The second Sunday of March marks the beginning of Daylight Saving Time in the United States. Hawaii and certain parts of Arizona are exempt.

Although an hour’s change may not seem significant, it can have a profound effect on your body.

Three Clocks That Are Not Perfectly Synchronized
In order to better understand how Daylight Savings time affects our health, we need to differentiate between and three different timeframe systems which are not perfectly in sync:

Sun Clock
The sun clock shows the progression of the sun from sunrise to sundown. The tilt of the earth on its north-south direction means that different parts of the globe are exposed to different amounts of sunlight. As the earth rotates around the sun each year, the number daylight hours changes. This is what creates the seasons.

Social Clock
In the 19th century, the standardized timekeeping system we use today was developed to help regulate train schedules. It also helped facilitate commerce. The time that we see on our watches, computers, and smartphones is what we use to decide when we are going to work, coordinating with others, or attending events.

Around World War 1, many countries introduced Daylight Savings Time to better align it with the seasonal sun exposure and save fuel.

Body Clock
Numerous biological processes such as digestion, metabolism, sleep, and wakefulness follow a 24-hour cycle.

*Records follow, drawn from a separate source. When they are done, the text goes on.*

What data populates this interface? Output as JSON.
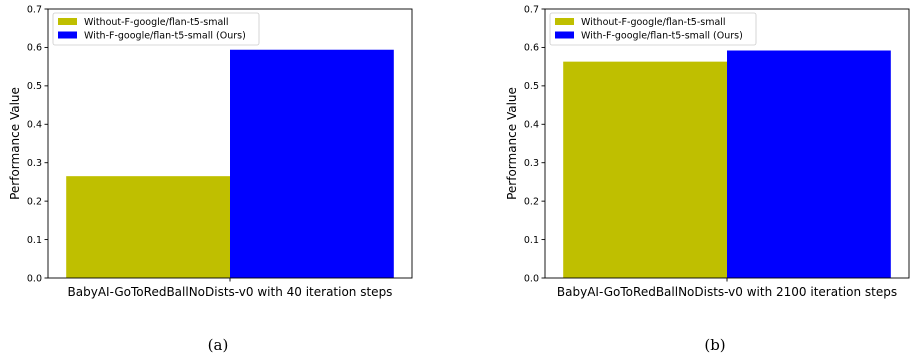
{
  "chart_data": [
    {
      "type": "bar",
      "caption": "(a)",
      "categories": [
        "BabyAI-GoToRedBallNoDists-v0 with 40 iteration steps"
      ],
      "series": [
        {
          "name": "Without-F-google/flan-t5-small",
          "values": [
            0.265
          ],
          "color": "#bfbf00"
        },
        {
          "name": "With-F-google/flan-t5-small (Ours)",
          "values": [
            0.594
          ],
          "color": "#0000ff"
        }
      ],
      "xlabel": "BabyAI-GoToRedBallNoDists-v0 with 40 iteration steps",
      "ylabel": "Performance Value",
      "ylim": [
        0,
        0.7
      ],
      "yticks": [
        "0.0",
        "0.1",
        "0.2",
        "0.3",
        "0.4",
        "0.5",
        "0.6",
        "0.7"
      ],
      "legend": "top-left",
      "grid": false
    },
    {
      "type": "bar",
      "caption": "(b)",
      "categories": [
        "BabyAI-GoToRedBallNoDists-v0 with 2100 iteration steps"
      ],
      "series": [
        {
          "name": "Without-F-google/flan-t5-small",
          "values": [
            0.563
          ],
          "color": "#bfbf00"
        },
        {
          "name": "With-F-google/flan-t5-small (Ours)",
          "values": [
            0.592
          ],
          "color": "#0000ff"
        }
      ],
      "xlabel": "BabyAI-GoToRedBallNoDists-v0 with 2100 iteration steps",
      "ylabel": "Performance Value",
      "ylim": [
        0,
        0.7
      ],
      "yticks": [
        "0.0",
        "0.1",
        "0.2",
        "0.3",
        "0.4",
        "0.5",
        "0.6",
        "0.7"
      ],
      "legend": "top-left",
      "grid": false
    }
  ]
}
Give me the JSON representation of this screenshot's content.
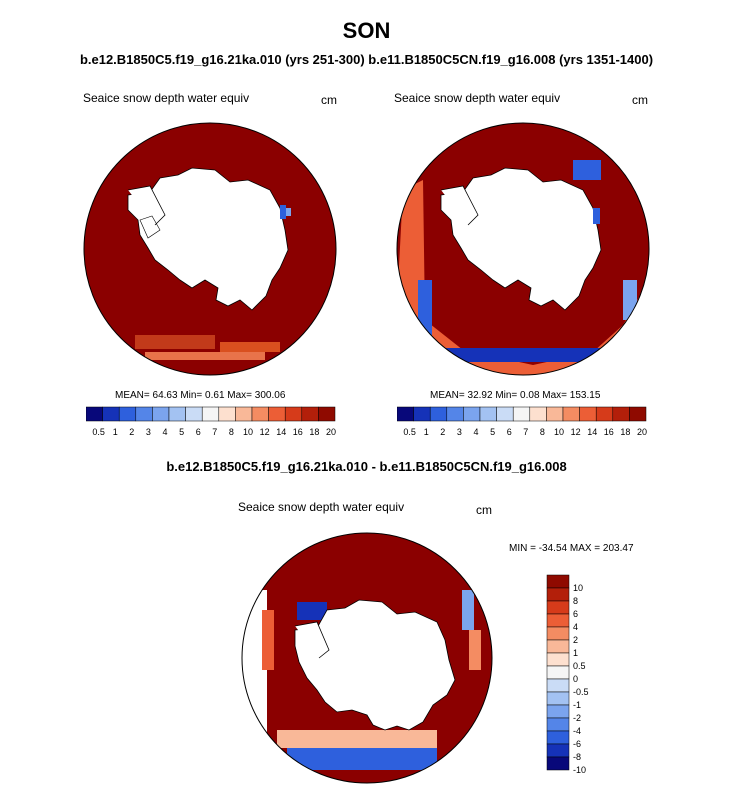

The circadian rhythm of the body is largely determined by light and dark exposure.

How Does It Feel When We Change The Social Clock Time?
During the Daylight Savings Time transition, when we “spring forward” or “fall back”, we adjust our daily routines by an hour. This includes when we get up in the morning, go to work and so forth.

Our body clock is not as flexible. Mismatches between our social clocks and our bodies clocks can cause all kinds of problems.

In the week following springtime Daylight Savings, there was a significant rise in auto accidents and emergency room visits , likely due to disturbed sleep patterns.

Also, there is a marked increase in the number of heart attacks, strokes and depression.

Tips For Adjusting To Daylight Savings
Sleep disturbances are often associated with the Daylight Savings Time switchover, due to the changes in the light and darkness levels.

Here are some tips to help you minimize the effects of Daylight Savings Time on your body:

Adjust your sleep schedule gradually in the days before the time change.

Adjust your eating time gradually.

Set your clocks back an hour in the evening instead of the next day.

Enjoy the sun in the coming days.

Make sure that your bedroom is completely dark when you are ready to sleep. Before going to sleep, turn off all screens and lights.